ソフトテックス(550A)のIPO情報と初値予想

 ソフトテックス(550A)東証スタンダード、名証メインへの新規上場が承認されました。ここでは、ソフトテックスのIPOに関する基本情報から投資分析AIによる初値予測など、詳細なデータをどこよりも早く公開します!!

0目次

  1. 企業の基本情報
    1. 企業概要(事業解説)
    2. 沿革(代表者)
    3. 財務データ(業績、売上内訳、比率分析)
    4. 株主の状況(現在の株式総数と株主構成)
  2. IPOの基本情報
    1. 公開株数(上場後の株式総数と株主構成)
    2. 幹事証券と抽選本数(引受株式、抽選割合)
    3. スケジュール
  3. IPOの評価と初値予想
    1. IPO所感(評価、抽選スタンス)
    2. 初値予想と結果(条件、初値予想、AI予測)
    3. 過去のIPO(類似案件、分類・規模別実績)

1企業の基本情報

企業概要 

 事業内容は、『システム開発関連事業』となっています。

会社名ソフトテックス(550A)
所在地愛知県名古屋市千種区今池五丁目1番5号
設立日1984年2月1日
従業員数330人
業種情報・通信業

【企業サイト】
ソフトテックス公式サイト
https://www.softtex.co.jp/

事業解説
 独立系IT企業として、独自のソフトウェア製品を製造・販売するのではなく、顧客の課題や要望に対するシステム提案、開発、維持・運用、保守サービス等を「請負開発」と「技術者支援」にて提供しています。
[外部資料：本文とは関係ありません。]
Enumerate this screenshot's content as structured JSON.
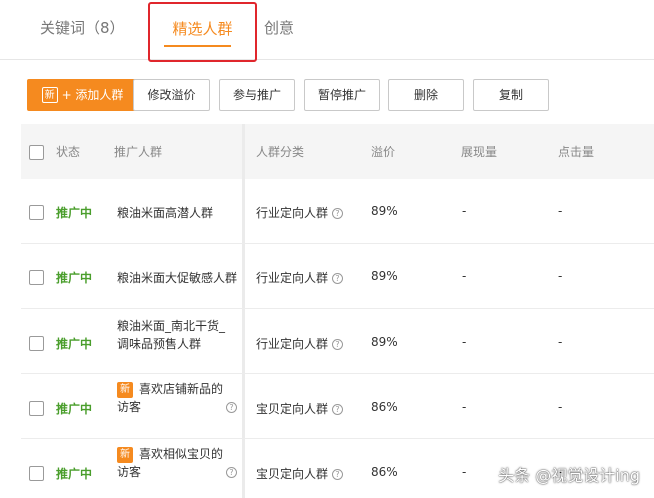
{
  "tabs": [
    {
      "label": "关键词（8）"
    },
    {
      "label": "精选人群"
    },
    {
      "label": "创意"
    }
  ],
  "toolbar": {
    "add_new_tag": "新",
    "add_label": "+ 添加人群",
    "modify_label": "修改溢价",
    "join_label": "参与推广",
    "pause_label": "暂停推广",
    "delete_label": "删除",
    "copy_label": "复制"
  },
  "table": {
    "headers": {
      "status": "状态",
      "crowd": "推广人群",
      "category": "人群分类",
      "premium": "溢价",
      "impressions": "展现量",
      "clicks": "点击量"
    },
    "help_icon": "?",
    "new_badge": "新",
    "rows": [
      {
        "status": "推广中",
        "name": "粮油米面高潜人群",
        "category": "行业定向人群",
        "premium": "89%",
        "impressions": "-",
        "clicks": "-"
      },
      {
        "status": "推广中",
        "name": "粮油米面大促敏感人群",
        "category": "行业定向人群",
        "premium": "89%",
        "impressions": "-",
        "clicks": "-"
      },
      {
        "status": "推广中",
        "name_line1": "粮油米面_南北干货_",
        "name_line2": "调味品预售人群",
        "category": "行业定向人群",
        "premium": "89%",
        "impressions": "-",
        "clicks": "-"
      },
      {
        "status": "推广中",
        "name_line1": "喜欢店铺新品的",
        "name_line2": "访客",
        "category": "宝贝定向人群",
        "premium": "86%",
        "impressions": "-",
        "clicks": "-"
      },
      {
        "status": "推广中",
        "name_line1": "喜欢相似宝贝的",
        "name_line2": "访客",
        "category": "宝贝定向人群",
        "premium": "86%",
        "impressions": "-",
        "clicks": "-"
      }
    ]
  },
  "watermark": "头条 @视觉设计ing",
  "colors": {
    "accent": "#f58a1f",
    "status_green": "#4a9e2c",
    "highlight_red": "#e0262c"
  }
}
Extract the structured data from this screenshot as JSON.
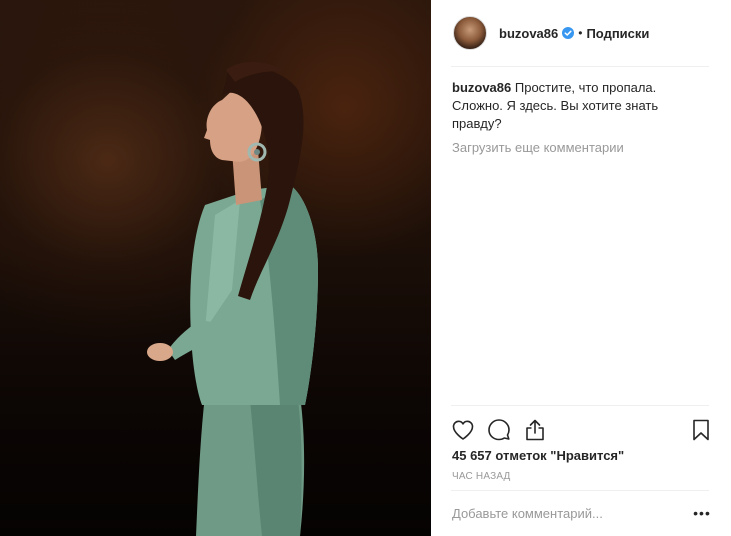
{
  "post": {
    "photo_icon": "portrait-photo",
    "author": "buzova86",
    "verified_icon": "verified-badge-icon",
    "separator": "•",
    "follow_label": "Подписки"
  },
  "caption": {
    "author": "buzova86",
    "text": "Простите, что пропала. Сложно. Я здесь. Вы хотите знать правду?"
  },
  "load_more_label": "Загрузить еще комментарии",
  "actions": {
    "like_icon": "heart-icon",
    "comment_icon": "comment-icon",
    "share_icon": "share-icon",
    "save_icon": "bookmark-icon"
  },
  "likes_text": "45 657 отметок \"Нравится\"",
  "time_text": "ЧАС НАЗАД",
  "add_comment_placeholder": "Добавьте комментарий...",
  "more_label": "•••",
  "colors": {
    "accent_blue": "#3897f0",
    "text": "#262626",
    "muted": "#999999",
    "divider": "#efefef"
  }
}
また、医療ITサービスとして、医療機関における情報のデジタル化として日本医師会が普及を進める「日医標準レセプトソフト」等の導入、運用をサポートするサービスを展開しています。
ソフトテックスの事業説明
(画像:ソフトテックスHP

沿革 

ソフトテックスのトップメッセージ

代表取締役社長 石黒 佳彦

 私たちはIoT、AI、Industry4.0、ロボティクスといった技術を、医療、防災、マイグレーション、クラウドなど得意分野に生かすとともに、多角的なデザイン思考によりイノベーションを創造し、広く手軽にお客様に提供できるよう研究開発に力を入れてまいります。

(引用:ソフトテックスHP
1984年2月
㈱ソフテックインターナショナル(現 ㈱ソフトテックス)を、本社を愛知県名古屋市千種区今池に、東京出張所(現 東京オフィス)を東京都三鷹市牟礼に、資本金10,000千円で設立し、コンピュータシステムの設計とソフトウェア開発事業を開始
1986年6月
愛知県名古屋市千種区内山に本社を移転
1988年8月
東京地区での事業拡大を目的として、東京出張所を東京営業所(現 東京オフィス)に改称し、東京都渋谷区に移転
1997年12月
愛知県名古屋市千種区今池に本社を移転
2001年4月
開発体制の強化、新商品等の共同開発等を目的としてキムラユニティー㈱と業務・資本提携
2002年11月
日本医師会総合政策研究機構より「日医総研日医IT認定サポート事業所」(現 「日医IT認定サポート事業所」)認定を取得 日医標準レセプトソフト「ORCA」の導入支援業務のサービス開始
2004年4月
日本アプリケーション・サービス㈱を完全子会社化
2007年1月
東京地区での顧客基盤拡充及び開発体制強化を目的として、日本アプリケーション・サービス㈱を吸収合併し、東京支店を東京都千代田区に開設 東京事業所を三鷹事業所(現 東京オフィス)に改称
2007年4月
中部地方での協業を契機に、事業規模の拡大及び経営基盤の強化を目的として、㈱システムプラネットと㈱マクロコスモを吸収合併し、㈱ソフトテックスに商号変更
2007年6月
東京支店(現 東京オフィス)を東京都台東区上野に移転
2007年8月
北海道内における医療情報サービス事業の拡大を目的として、札幌事業所(現 札幌オフィス)を北海道札幌市中央区に開設
2009年3月
プライバシーマークの認証を取得
2015年3月
開発力、技術力の有効活用を目的として、㈱ミロク情報サービスと業務・資本提携
2018年3月
㈱インターフェイスの株式を35%取得
2018年9月
東京支店と三鷹事業所を統合し、東京オフィスとして東京都文京区に移転 札幌事業所を札幌オフィスに改称
2020年4月
システム開発技術者の採用拠点及び開発拠点として、沖縄オフィスを沖縄県那覇市に開設
2020年7月
㈱インターフェイスを完全子会社化
2020年9月
開発体制の強化を目的として、㈱インターフェイスを吸収合併
2023年10月
ISO9001(品質マネジメントシステム)の認証を取得
2024年4月
札幌オフィスを北海道札幌市中央区内で移転

財務データ 

 2025年3月期の事業売上は3,565百万円で、構成比はサービス別に、ソフトウェア開発73.9%医療IT26.1%となっています。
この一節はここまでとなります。